Diabetes agent also lowers cholesterol

Many Type 2 diabetes patients also have a type of dyslipidemia characterized by elevated triglycerides and reduced levels of HDL cholesterol, with total and LDL cholesterol levels normal or elevated. Dual alpha/gamma PPARs (peroxisome proliferator-activated receptors), or glitazars, not only activate PPAR-gamma (as the current glitazones do) but also target the PPAR-alpha to reduce triglyceride concentrations and enable HDL-C increases.

Muraglitazar (Pargluva, Bristol-Myers Squibb/Merck) is one of several dual PPAR-activators under development, and it is the furthest along in active clinical studies. Results of several phase III trials were reported at the American Diabetes Association's (ADA) 65th Annual Scientific Sessions. Compared with active 30-mg/day therapy with pioglitazone (Actos, Takeda/Eli Lilly), muraglitazar (5 mg once daily) resulted in significantly greater reductions in hemoglobin A_1C and greater improvements in triglycerides. Study patients had been maintained and continued on daily metformin therapy.
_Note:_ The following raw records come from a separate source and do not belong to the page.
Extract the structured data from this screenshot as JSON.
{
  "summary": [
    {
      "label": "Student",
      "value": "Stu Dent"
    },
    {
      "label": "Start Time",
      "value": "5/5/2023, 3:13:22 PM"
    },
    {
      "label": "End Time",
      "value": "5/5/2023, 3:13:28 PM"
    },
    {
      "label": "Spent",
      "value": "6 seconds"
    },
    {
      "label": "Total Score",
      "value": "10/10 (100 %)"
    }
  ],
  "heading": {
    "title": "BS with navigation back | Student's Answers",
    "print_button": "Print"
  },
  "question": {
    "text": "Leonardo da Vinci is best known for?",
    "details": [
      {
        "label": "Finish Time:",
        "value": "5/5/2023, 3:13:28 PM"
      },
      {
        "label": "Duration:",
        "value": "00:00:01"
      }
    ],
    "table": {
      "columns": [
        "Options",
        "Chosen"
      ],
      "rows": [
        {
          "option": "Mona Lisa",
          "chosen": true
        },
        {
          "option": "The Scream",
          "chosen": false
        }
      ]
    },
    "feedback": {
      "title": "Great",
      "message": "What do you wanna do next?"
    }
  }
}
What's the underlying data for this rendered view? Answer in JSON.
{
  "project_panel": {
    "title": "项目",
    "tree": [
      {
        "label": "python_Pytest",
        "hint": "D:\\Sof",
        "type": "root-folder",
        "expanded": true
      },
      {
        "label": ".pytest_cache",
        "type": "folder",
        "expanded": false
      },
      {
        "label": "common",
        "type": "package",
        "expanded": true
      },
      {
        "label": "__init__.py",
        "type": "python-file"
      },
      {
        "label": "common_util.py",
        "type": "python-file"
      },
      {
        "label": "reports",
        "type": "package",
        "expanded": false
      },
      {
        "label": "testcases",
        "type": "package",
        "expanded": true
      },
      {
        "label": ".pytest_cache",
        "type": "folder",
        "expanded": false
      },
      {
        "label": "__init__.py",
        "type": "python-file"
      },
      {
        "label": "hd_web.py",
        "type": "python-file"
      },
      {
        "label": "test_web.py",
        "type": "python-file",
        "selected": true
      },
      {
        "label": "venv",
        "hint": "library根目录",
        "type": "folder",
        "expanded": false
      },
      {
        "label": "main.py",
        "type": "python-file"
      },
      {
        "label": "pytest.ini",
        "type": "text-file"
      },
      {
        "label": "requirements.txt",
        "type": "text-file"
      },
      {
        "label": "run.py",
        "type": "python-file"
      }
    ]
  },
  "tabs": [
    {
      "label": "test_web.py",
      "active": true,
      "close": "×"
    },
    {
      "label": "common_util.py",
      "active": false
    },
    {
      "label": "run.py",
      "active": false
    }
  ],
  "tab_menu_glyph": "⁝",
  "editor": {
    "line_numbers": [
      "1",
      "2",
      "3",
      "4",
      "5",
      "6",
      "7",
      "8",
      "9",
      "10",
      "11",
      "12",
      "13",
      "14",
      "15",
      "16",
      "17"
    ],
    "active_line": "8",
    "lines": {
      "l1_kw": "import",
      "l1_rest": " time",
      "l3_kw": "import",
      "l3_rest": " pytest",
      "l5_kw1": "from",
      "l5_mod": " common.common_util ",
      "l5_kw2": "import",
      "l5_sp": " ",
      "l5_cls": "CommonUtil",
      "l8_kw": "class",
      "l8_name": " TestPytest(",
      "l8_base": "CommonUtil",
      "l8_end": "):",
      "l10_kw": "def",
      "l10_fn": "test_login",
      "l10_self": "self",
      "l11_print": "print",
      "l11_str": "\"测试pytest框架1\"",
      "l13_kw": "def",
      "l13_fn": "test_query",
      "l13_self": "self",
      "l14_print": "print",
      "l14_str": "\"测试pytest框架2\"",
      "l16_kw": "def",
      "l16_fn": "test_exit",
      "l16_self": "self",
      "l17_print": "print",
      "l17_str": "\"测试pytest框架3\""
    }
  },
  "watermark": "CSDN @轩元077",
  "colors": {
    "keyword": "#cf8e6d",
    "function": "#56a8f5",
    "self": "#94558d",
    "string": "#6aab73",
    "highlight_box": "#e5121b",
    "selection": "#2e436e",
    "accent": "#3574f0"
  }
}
Muraglitazar-treated patients experienced a mean A_1C reduction of 1.14% at 24 weeks compared with a mean reduction of 0.85% among the pioglitazone-treated patients. In addition, 60% of patients in the muraglitazar cohort reached the ADA-recommended A_1C goal of less than 7%, compared with 45% of patients in the pioglitazone group.

Other studies with muraglitazar also demonstrated significant reductions in A_1C (as much as 1.2%) and reductions in triglycerides of nearly 30%. These beneficial effects were maintained over as many as two years of treatment. At press time, the Food & Drug Administration was scheduled to review muraglitazar for the treatment of Type 2 diabetes on Sept. 9.
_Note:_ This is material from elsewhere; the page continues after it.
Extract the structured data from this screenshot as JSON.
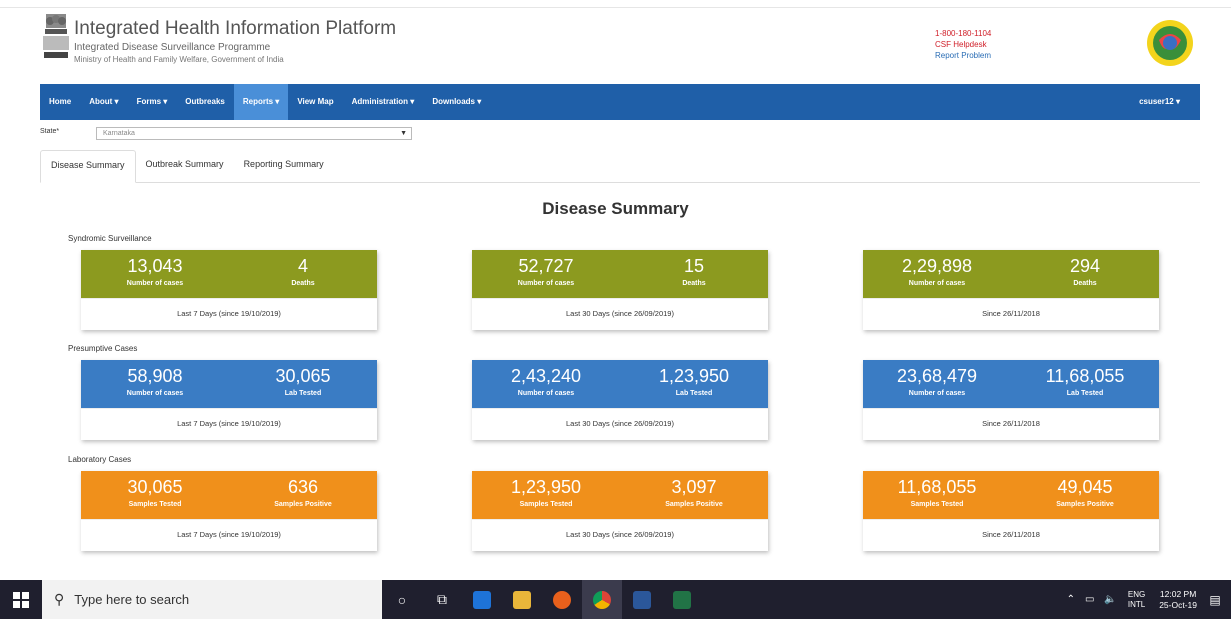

Novartis' imatinib mesylate (Gleevec) is standard therapy for gastrointestinal stromal tumors (GIST). However, about 20% of patients starting therapy with imatinib experience initial resistance. Over time, even people who respond will start to have treatment failure and, on average, 50% of patients will have one or more tumors grow by about 18 to 20 months of imatinib therapy. Therefore, the need for the development of new drugs to treat Gleevec-resistant GIST is evident. In a phase III study, Pfizer Inc.'s Sutent (sunitinib malate) more than doubled survival rates and significantly reduced tumor growth and spread, compared with placebo, when administered to patients with Gleevec-resistant GIST. Specifically, treatment with sunitinib significantly prolonged time to tumor progression (6.3 months vs. 1.5 months for controls) and reduced the risk of death by approximately 50%, compared with placebo.

Sunitinib works to halt the formation of blood vessels as well as tumor activity by stopping the blood supply to tumor cells and directly attacking them. It is one of the first in a class of drugs that selectively targets several protein receptors, or receptor tyrosine kinases. Researchers believe that inhibition of these receptors will starve tumors of the blood and nutrients they need and kill the cancer cells that make up the tumors.
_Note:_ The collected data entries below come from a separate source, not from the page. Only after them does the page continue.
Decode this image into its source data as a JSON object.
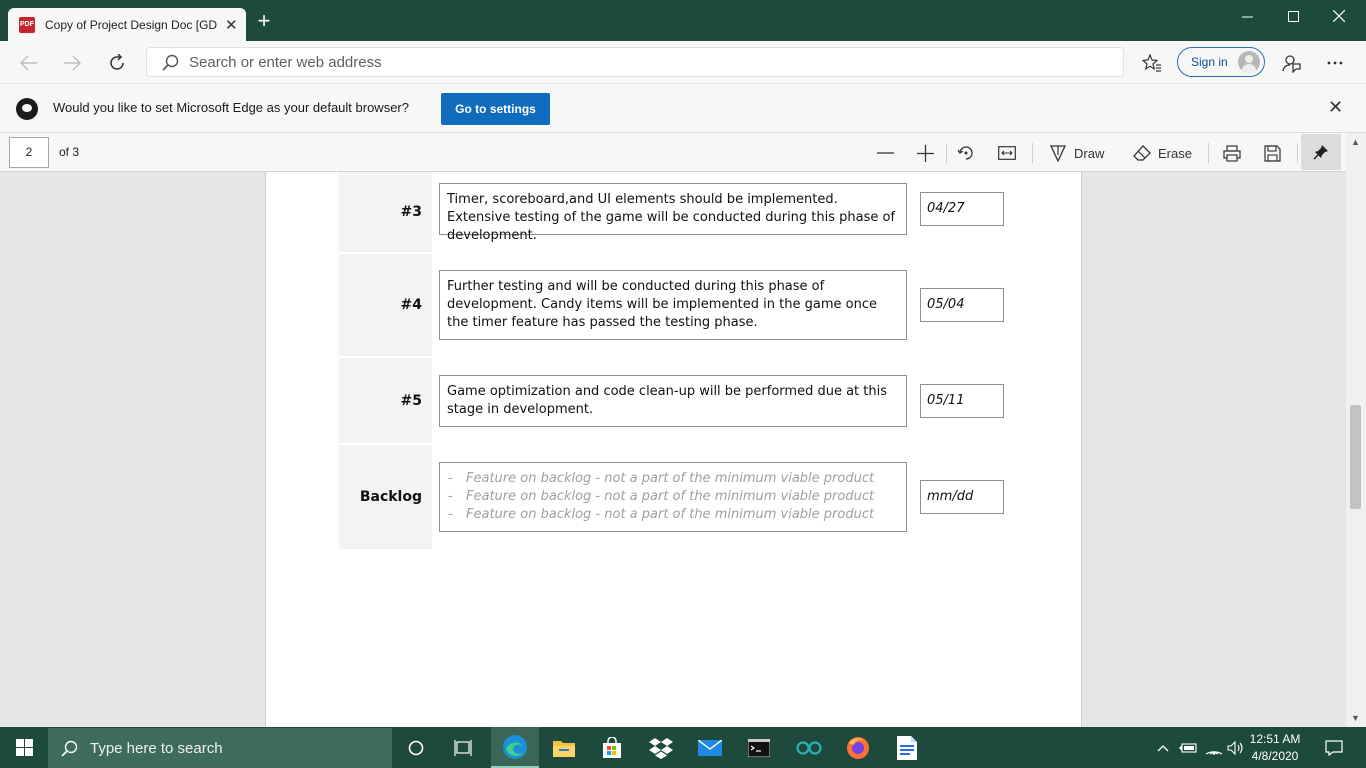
{
  "browser": {
    "tab_title": "Copy of Project Design Doc [GDC",
    "tab_icon_text": "PDF",
    "address_placeholder": "Search or enter web address",
    "signin_label": "Sign in"
  },
  "infobar": {
    "message": "Would you like to set Microsoft Edge as your default browser?",
    "button_label": "Go to settings"
  },
  "pdf_toolbar": {
    "page_number": "2",
    "page_count": "of 3",
    "draw_label": "Draw",
    "erase_label": "Erase"
  },
  "document": {
    "rows": [
      {
        "label": "#3",
        "description": "Timer, scoreboard,and UI elements should be implemented. Extensive testing of the game will be conducted during this phase of development.",
        "date": "04/27"
      },
      {
        "label": "#4",
        "description": "Further testing and will be conducted during this phase of development. Candy items will be implemented in the game once the timer feature has passed the testing phase.",
        "date": "05/04"
      },
      {
        "label": "#5",
        "description": "Game optimization and code clean-up will be performed due at this stage in development.",
        "date": "05/11"
      }
    ],
    "backlog": {
      "label": "Backlog",
      "items": [
        "Feature on backlog - not a part of the minimum viable product",
        "Feature on backlog - not a part of the minimum viable product",
        "Feature on backlog - not a part of the minimum viable product"
      ],
      "bullet": "-",
      "date": "mm/dd"
    }
  },
  "taskbar": {
    "search_placeholder": "Type here to search",
    "time": "12:51 AM",
    "date": "4/8/2020"
  },
  "colors": {
    "titlebar": "#1e4a3e",
    "accent_button": "#0f6cbd",
    "taskbar": "#1e4a3e"
  }
}
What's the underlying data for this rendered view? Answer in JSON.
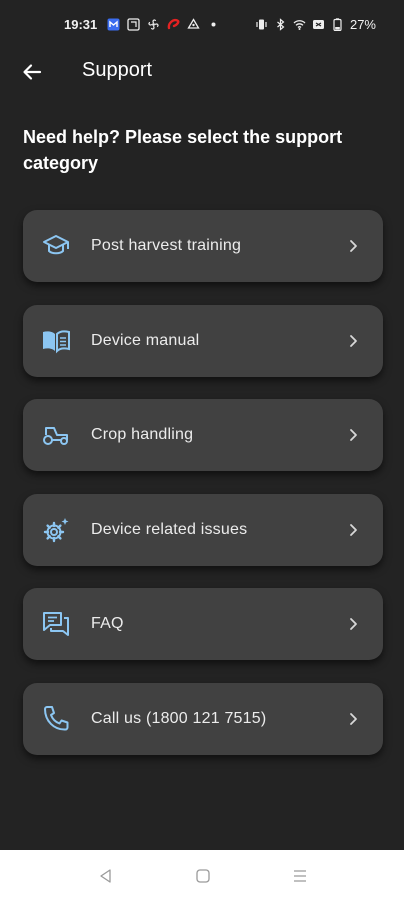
{
  "status_bar": {
    "time": "19:31",
    "battery": "27%",
    "left_icons": [
      "app-notification-icon",
      "message-icon",
      "fan-icon",
      "airtel-icon",
      "recycle-icon",
      "dot-icon"
    ],
    "right_icons": [
      "vibrate-icon",
      "bluetooth-icon",
      "wifi-icon",
      "sim-icon",
      "battery-icon"
    ]
  },
  "header": {
    "title": "Support",
    "back_icon": "arrow-left-icon"
  },
  "prompt": "Need help? Please select the support category",
  "menu": {
    "items": [
      {
        "label": "Post harvest training",
        "icon": "graduation-cap-icon"
      },
      {
        "label": "Device manual",
        "icon": "book-icon"
      },
      {
        "label": "Crop handling",
        "icon": "tractor-icon"
      },
      {
        "label": "Device related issues",
        "icon": "gear-sparkle-icon"
      },
      {
        "label": "FAQ",
        "icon": "chat-icon"
      },
      {
        "label": "Call us (1800 121 7515)",
        "icon": "phone-icon"
      }
    ]
  },
  "nav_bar": {
    "buttons": [
      "back-triangle-icon",
      "home-square-icon",
      "menu-lines-icon"
    ]
  },
  "colors": {
    "background": "#232323",
    "card": "#414141",
    "icon_accent": "#8cc6f2",
    "nav_background": "#ffffff"
  }
}
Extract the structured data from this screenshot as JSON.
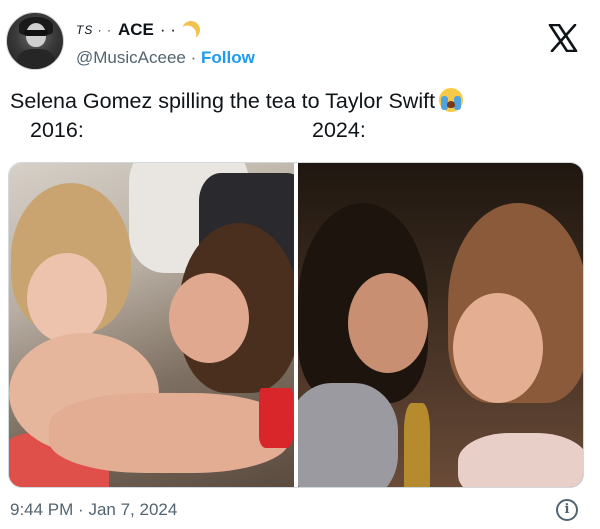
{
  "author": {
    "name_prefix": "TS · ·",
    "display_name": "ACE",
    "name_suffix": "· ·",
    "handle": "@MusicAceee",
    "separator": "·",
    "follow_label": "Follow"
  },
  "tweet": {
    "text": "Selena Gomez spilling the tea to Taylor Swift",
    "left_label": "2016:",
    "right_label": "2024:"
  },
  "meta": {
    "time": "9:44 PM",
    "separator": "·",
    "date": "Jan 7, 2024",
    "info_glyph": "i"
  },
  "icons": {
    "platform": "x-logo-icon",
    "emoji": "crying-face-icon",
    "name_emoji": "crescent-moon-icon"
  },
  "colors": {
    "link": "#1d9bf0",
    "secondary_text": "#536471",
    "primary_text": "#0f1419"
  }
}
Pfizer has submitted an NDA for sunitinib for the treatment of malignant GIST and metastatic renal cell carcinoma in patients whose tumors won't respond to or tolerate the usual therapies. The agent was granted fast-track status and is available to eligible patients through the company's expanded access program.

Insomnia agent improves sleep quality

Awaiting approval to treat insomnia in adults and elderly patients is Neurocrine Biosciences' non-narcotic, non-benzodiazepine agent indiplon. Two formulations of indiplon, immediate-release capsules and modified-release tablets, have been evaluated in clinical trials and are under review by the FDA. Indiplon was developed to address the spectrum of different insomnia complaints, including sleep initiation, waking up frequently in the middle of the night, and sleep maintenance. The agent has been shown to bind selectively to the specific subtype of GABA-A receptors within the brain believed to be responsible for promoting sleep. The receptor specificity is thought to minimize the unwanted side effects associated with the benzodiazepines.

The results from several clinical studies involving indiplon were presented at the 2005 American Psychiatric Annual meeting. In a three-month, placebo-controlled study, subjects in both of the indiplon immediate-release dosing groups (10 or 20 mg) reported significantly greater improvement in their ability to fall asleep and stay asleep, and in their sleep quality, compared with subjects receiving placebo. If approved, indiplon will be copromoted in the United States with Pfizer Inc.